Birbiriyle geçişimli bu istek-gereklilik, dış cephe kaplamasında kendi kolaycı “tasarım rehberini” oluşturmakta, merdiven altı atölyeden anlı şanlı bu işin devlerine kadar dış cephe sektörünün bir anlamda kente el atmasının önünü açmaktadır. Hepsi birbirinden ‘yaratıcı’ alüminyum sektörünün ‘dış cephe tasarımcıları’, inşa etme ticari faaliyetinin promosyonu olarak müşteriye bu ‘tasarımları’ sunmakta, bu yolla kentin yenisini eskisini baştan sona yeniden biçimlendirmeye girişmiştir. Bir anlamda anonim mimarlık hizmeti, müşterinin katologtan “şundan olsun” demesine dönüşmüş görünmektedir.

Bu mevzu, kamusal yararı koruma savaşı veren meslek odalarının henüz dikkatine ve inceleme ölçeğine girememiş olsa bile reel mimari hizmet alanında çok büyük bir yer kaplamaktadır.

Göz önündeki binalar değişmeye zorlanıyor
Göz önünde olan bazı sıradan binalar bile kendi kullanım değerlerinden daha fazla bir “reklam alma” değeri taşımaktadır. Bu yeni bir şey değil şüphesiz fakat yukarıda anlattığımız cam cephe kaplama tekniği ile ayyuka çıktığı söylenebilir.
Binanın tümü reklamı yapılan nesnenin resmi ve onu anlatan yazılarından oluşan baskı yüzeyidir artık. Bu yüzeyin ardında kalan mesela pencere artık pencere değildir. Dış kapı yoktur, dış duvar da yoktur, aslında binanın dışına ait bir bilgi kalmamış hepsinin üstü örtülmüştür.

Peki bu büyüklükte bir reklam afişi kent dokusu içinde nasıl durmaktadır? Nasıl bir kentsel ‘uyuma’ denk düşmektedir?

go-10.jpg

Bir kısa hikaye anlatalım:
Kendi alanında büyüklerin arasına girmeye çalışan bir çay firması kendisine kurumsal merkez binası yapmak istemektedir ve mimari ofisin sunduğu alternatifleri “bütün bina yüzeyinin çay reklamı olmasına” yönlendirmeye çalışmaktadır.
Tasarımcı mimar ise özetle “yapı kimliğini zedeleyecek büyüklükte bir reklam yüzeyinin olumlu etki yapmayacağını, binanın kurumsal kimliğini kendi çağdaş çizgisinden alacağını, reklam yüzeyi olarak ayrılmış pano ve totem olanaklarının reklam gereksinimini karşılayabileceğini…” söyler.

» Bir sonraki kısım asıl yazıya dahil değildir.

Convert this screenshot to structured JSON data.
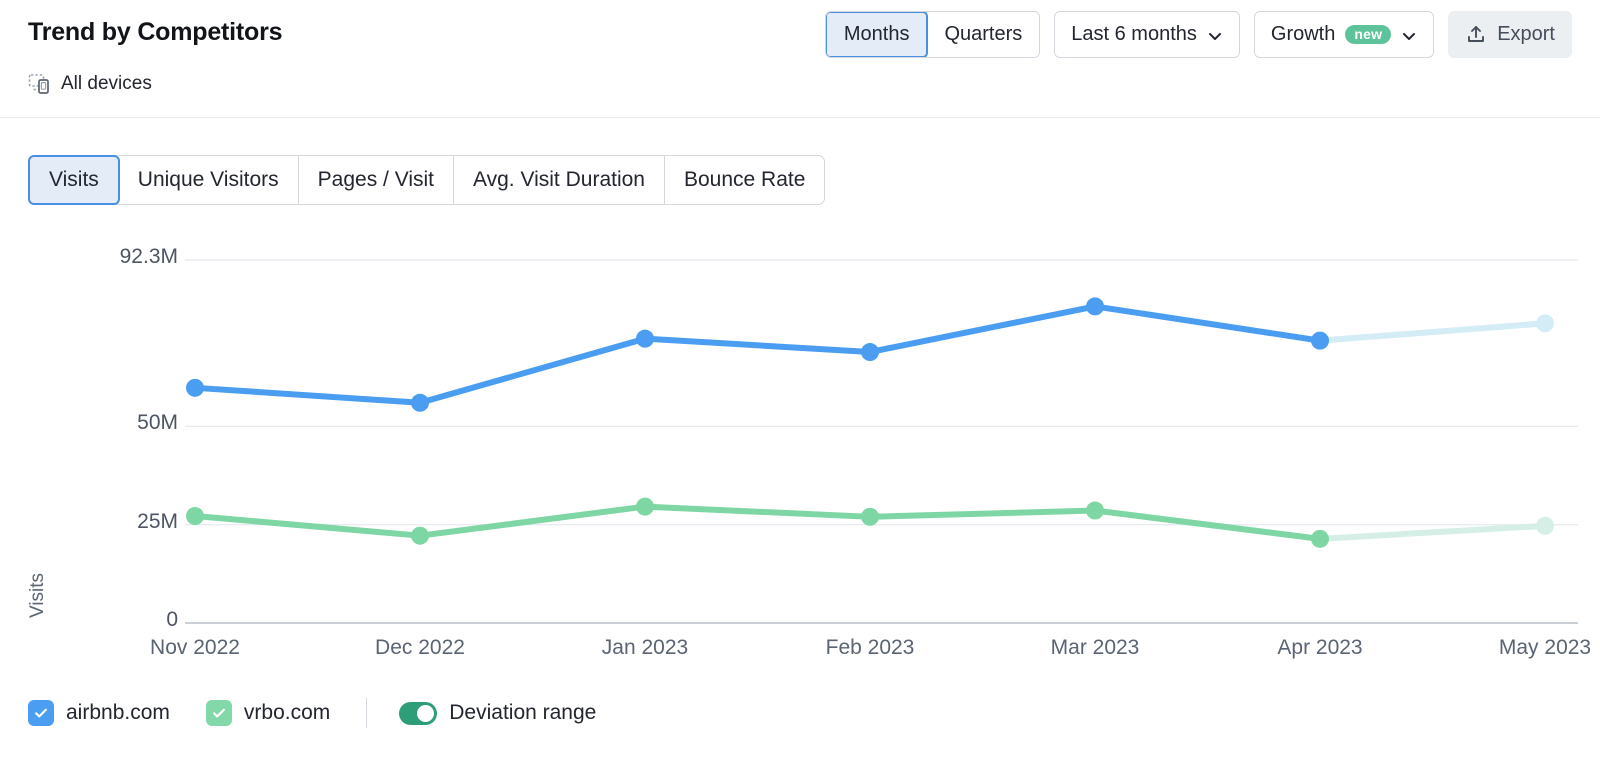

Ama firma yetkilisinin cevabı ilginçtir. “Bu marka (çay markası oluyor burada) var diye biz bina yapıyoruz, biz olmasak bina da olmaz ” diyor.

Yani ben binayı markamdan dolayı yaptırıyorum, bu marka olmasa (onun reklamı bütün binayı kaplamasa) binaya da gereğim olmaz, mimari de olmaz. Her halde içinden “sen de mimar olarak karşımda olmazssın” demeye getiriyor.
Bina yaptıracak olan ‘kudret sahibi’ kişi bina konusunda o kadar karar verici ki, mimardan bunu bir ön istek, rica biçiminde söylemeye gerek duymadan “bunu böyle istiyorum” demeye kadar işi vardırmış, hatta mimarın olmadığı ortamda çağırıp dış cepheciyi “şunu yap bana” diyecek bir özgüven ve özgürlüğe sahip olmuşlardır.  

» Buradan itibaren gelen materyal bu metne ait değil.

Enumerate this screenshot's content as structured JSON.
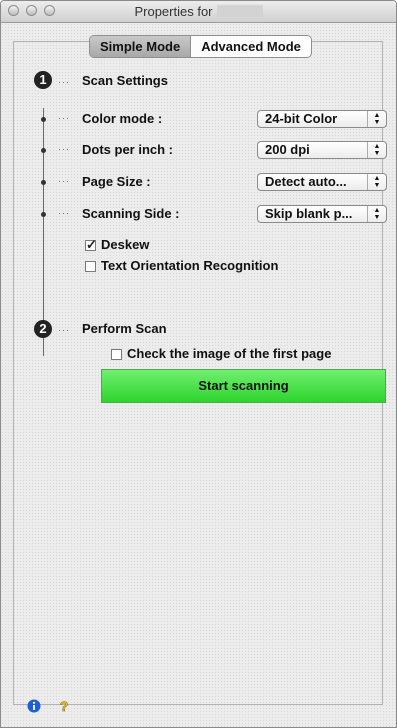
{
  "window": {
    "title": "Properties for"
  },
  "tabs": [
    {
      "label": "Simple Mode",
      "selected": true
    },
    {
      "label": "Advanced Mode",
      "selected": false
    }
  ],
  "step1": {
    "number": "1",
    "title": "Scan Settings",
    "settings": [
      {
        "label": "Color mode :",
        "value": "24-bit Color"
      },
      {
        "label": "Dots per inch :",
        "value": "200 dpi"
      },
      {
        "label": "Page Size :",
        "value": "Detect auto..."
      },
      {
        "label": "Scanning Side :",
        "value": "Skip blank p..."
      }
    ],
    "deskew": {
      "label": "Deskew",
      "checked": true
    },
    "orientation": {
      "label": "Text Orientation Recognition",
      "checked": false
    }
  },
  "step2": {
    "number": "2",
    "title": "Perform Scan",
    "check_first": {
      "label": "Check the image of the first page",
      "checked": false
    },
    "start_button": "Start scanning"
  },
  "footer": {
    "info_icon": "info-icon",
    "help_icon": "help-icon"
  },
  "colors": {
    "start_button": "#3ee03e",
    "info": "#1e5fd8",
    "help": "#e8c21a"
  }
}
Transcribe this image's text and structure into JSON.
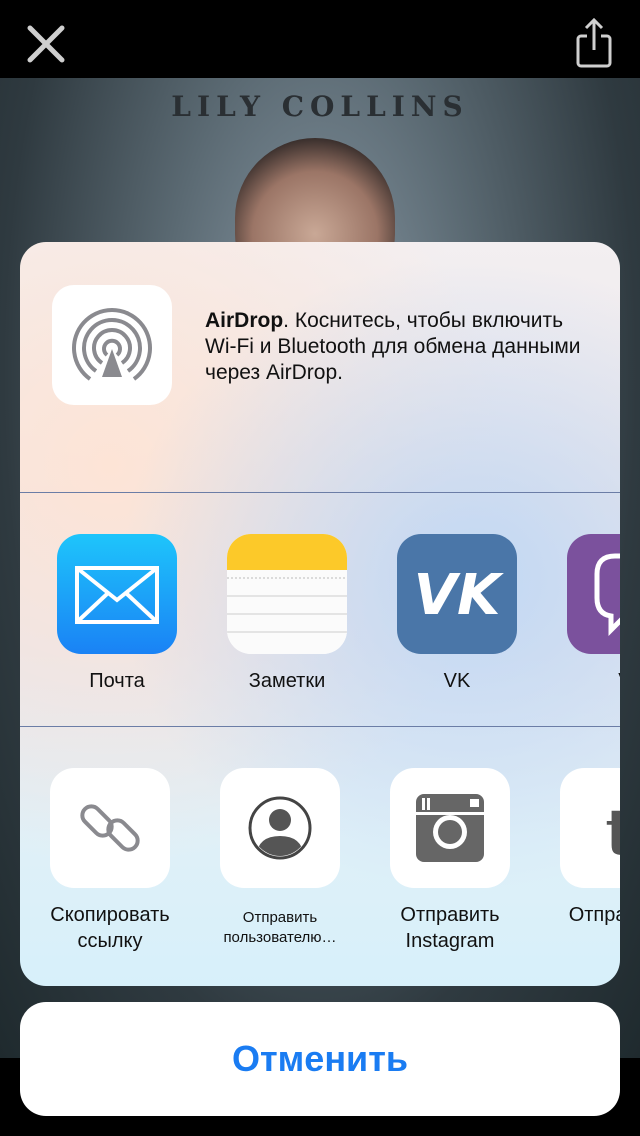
{
  "background": {
    "cover_author": "LILY COLLINS"
  },
  "airdrop": {
    "title": "AirDrop",
    "description": ". Коснитесь, чтобы включить Wi-Fi и Bluetooth для обмена данными через AirDrop."
  },
  "apps": [
    {
      "label": "Почта",
      "icon": "mail-icon",
      "color": "#1aa3f7"
    },
    {
      "label": "Заметки",
      "icon": "notes-icon",
      "color": "#fecf2c"
    },
    {
      "label": "VK",
      "icon": "vk-icon",
      "color": "#4a76a8"
    },
    {
      "label": "Vi",
      "icon": "viber-icon",
      "color": "#7b519d"
    }
  ],
  "actions": [
    {
      "label": "Скопировать ссылку",
      "icon": "link-icon"
    },
    {
      "label": "Отправить пользователю…",
      "icon": "person-icon"
    },
    {
      "label": "Отправить Instagram",
      "icon": "instagram-icon"
    },
    {
      "label": "Отпра Tum",
      "icon": "tumblr-icon"
    }
  ],
  "cancel_label": "Отменить",
  "colors": {
    "accent": "#1a7cf2",
    "divider": "#6b7da6"
  }
}
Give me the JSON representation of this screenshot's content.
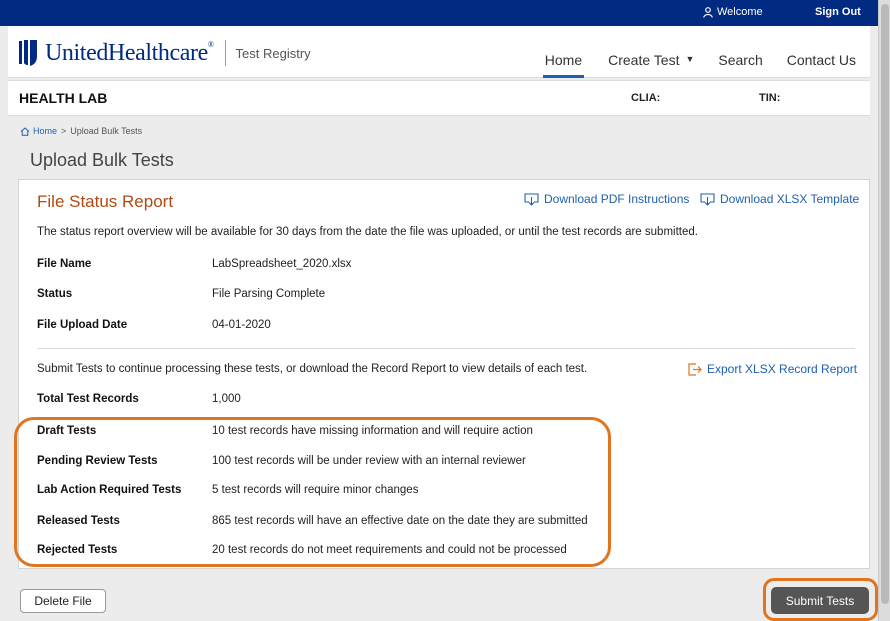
{
  "topbar": {
    "welcome": "Welcome",
    "signout": "Sign Out"
  },
  "header": {
    "brand": "UnitedHealthcare",
    "brand_reg": "®",
    "product": "Test Registry",
    "nav": {
      "home": "Home",
      "create_test": "Create Test",
      "search": "Search",
      "contact_us": "Contact Us"
    }
  },
  "labbar": {
    "lab_name": "HEALTH LAB",
    "clia_label": "CLIA:",
    "tin_label": "TIN:"
  },
  "breadcrumb": {
    "home": "Home",
    "separator": ">",
    "current": "Upload Bulk Tests"
  },
  "page_title": "Upload Bulk Tests",
  "report": {
    "title": "File Status Report",
    "download_pdf": "Download PDF Instructions",
    "download_xlsx": "Download XLSX Template",
    "note": "The status report overview will be available for 30 days from the date the file was uploaded, or until the test records are submitted.",
    "file_name_label": "File Name",
    "file_name": "LabSpreadsheet_2020.xlsx",
    "status_label": "Status",
    "status": "File Parsing Complete",
    "upload_date_label": "File Upload Date",
    "upload_date": "04-01-2020",
    "submit_note": "Submit Tests to continue processing these tests, or download the Record Report to view details of each test.",
    "export": "Export XLSX Record Report",
    "total_label": "Total Test Records",
    "total": "1,000",
    "categories": [
      {
        "label": "Draft Tests",
        "desc": "10 test records have missing information and will require action"
      },
      {
        "label": "Pending Review Tests",
        "desc": "100 test records will be under review with an internal reviewer"
      },
      {
        "label": "Lab Action Required Tests",
        "desc": "5 test records will require minor changes"
      },
      {
        "label": "Released Tests",
        "desc": "865 test records will have an effective date on the date they are submitted"
      },
      {
        "label": "Rejected Tests",
        "desc": "20 test records do not meet requirements and could not be processed"
      }
    ]
  },
  "actions": {
    "delete": "Delete File",
    "submit": "Submit Tests"
  },
  "colors": {
    "topbar": "#012a83",
    "link": "#1f5fb0",
    "title_accent": "#b14a12",
    "highlight": "#e0741f",
    "submit_button": "#555555"
  }
}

Bu sürecin nasıl yıllar içinde buralara kadar gelebildiğine de ayrı bir gündemle değinmek ve tartışmak her halde gerekir.

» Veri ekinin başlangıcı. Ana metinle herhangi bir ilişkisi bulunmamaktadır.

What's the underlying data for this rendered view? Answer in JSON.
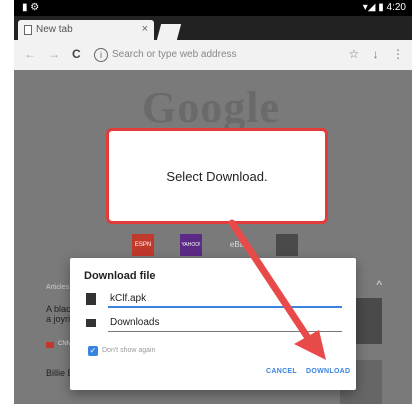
{
  "status_bar": {
    "time": "4:20",
    "left_icons": "▮ ⚙",
    "right_icons": "▾◢ ▮"
  },
  "tab": {
    "title": "New tab",
    "close_glyph": "×"
  },
  "toolbar": {
    "back_glyph": "←",
    "forward_glyph": "→",
    "reload_glyph": "C",
    "omnibox_placeholder": "Search or type web address",
    "info_glyph": "i",
    "star_glyph": "☆",
    "download_glyph": "↓",
    "menu_glyph": "⋮"
  },
  "page": {
    "logo": "Google",
    "tiles": [
      {
        "label": "ESPN",
        "color": "#c1392b"
      },
      {
        "label": "YAHOO!",
        "color": "#5b2a86"
      },
      {
        "label": "eBay",
        "color": "#7a7a7a"
      },
      {
        "label": "",
        "color": "#4a4a4a"
      }
    ],
    "articles_label": "Articles fo",
    "card1_text": "A black\na joyrid",
    "card1_source": "CNN",
    "card2_text": "Billie Ei",
    "caret": "^"
  },
  "callout": {
    "text": "Select Download."
  },
  "dialog": {
    "title": "Download file",
    "filename": "kClf.apk",
    "folder": "Downloads",
    "dont_show_again": "Don't show again",
    "checkbox_checked": true,
    "cancel": "CANCEL",
    "download": "DOWNLOAD"
  },
  "colors": {
    "accent": "#3b83e0",
    "callout_border": "#e23b3b",
    "arrow": "#e84a4a"
  }
}
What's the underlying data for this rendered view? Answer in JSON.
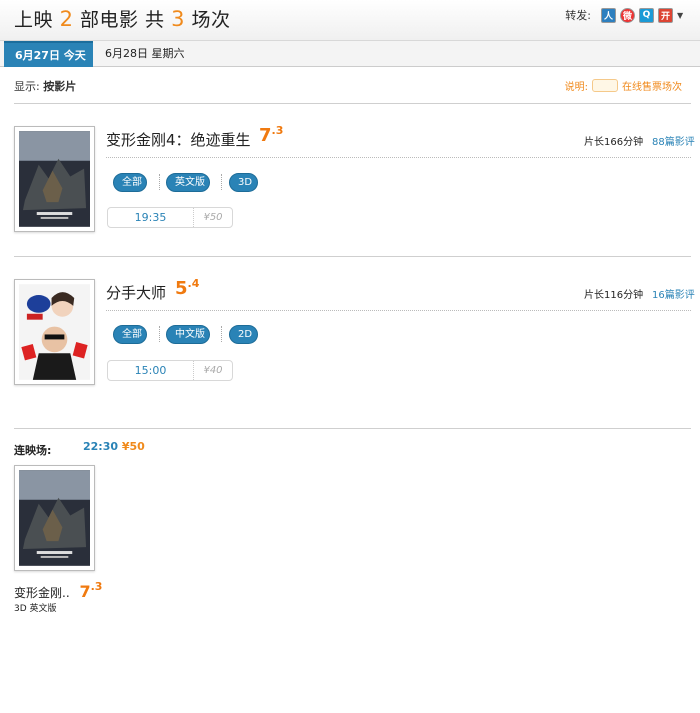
{
  "header": {
    "title_prefix": "上映",
    "movie_count": "2",
    "title_mid": "部电影 共",
    "session_count": "3",
    "title_suffix": "场次",
    "share_label": "转发:",
    "share_icons": [
      "renren-icon",
      "weibo-icon",
      "qzone-icon",
      "kaixin-icon"
    ]
  },
  "tabs": [
    {
      "label": "6月27日  今天",
      "active": true
    },
    {
      "label": "6月28日  星期六",
      "active": false
    }
  ],
  "display": {
    "label": "显示:",
    "value": "按影片"
  },
  "legend": {
    "prefix": "说明:",
    "suffix": "在线售票场次"
  },
  "movies": [
    {
      "title": "变形金刚4：绝迹重生",
      "score_int": "7",
      "score_dec": ".3",
      "runtime": "片长166分钟",
      "reviews": "88篇影评",
      "filters": [
        "全部",
        "英文版",
        "3D"
      ],
      "showtimes": [
        {
          "time": "19:35",
          "price": "¥50"
        }
      ]
    },
    {
      "title": "分手大师",
      "score_int": "5",
      "score_dec": ".4",
      "runtime": "片长116分钟",
      "reviews": "16篇影评",
      "filters": [
        "全部",
        "中文版",
        "2D"
      ],
      "showtimes": [
        {
          "time": "15:00",
          "price": "¥40"
        }
      ]
    }
  ],
  "consecutive": {
    "label": "连映场:",
    "time": "22:30",
    "price": "¥50",
    "title": "变形金刚..",
    "score_int": "7",
    "score_dec": ".3",
    "meta": "3D  英文版"
  },
  "colors": {
    "accent_blue": "#2a83b6",
    "accent_orange": "#f08a1c"
  }
}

Bir yarışma ile tanıyabilir miyiz?
Antalya Mimarlar Odası kente katkı veren mimari uygulamaları teşvik etmek amacıyla “kentimizdeki binaları seçiyoruz” yarışma açmışlar ve aday projeler arasından güncel yapıları ödüllendirmişlerdi. Aynı temanın tersini düşünelim mesela, kente katkı vermeyen (çirkin bina demek istemiyoruz…) yapıları seçsek örneğin. Ayırd etmek, farkındalık yaratmak için.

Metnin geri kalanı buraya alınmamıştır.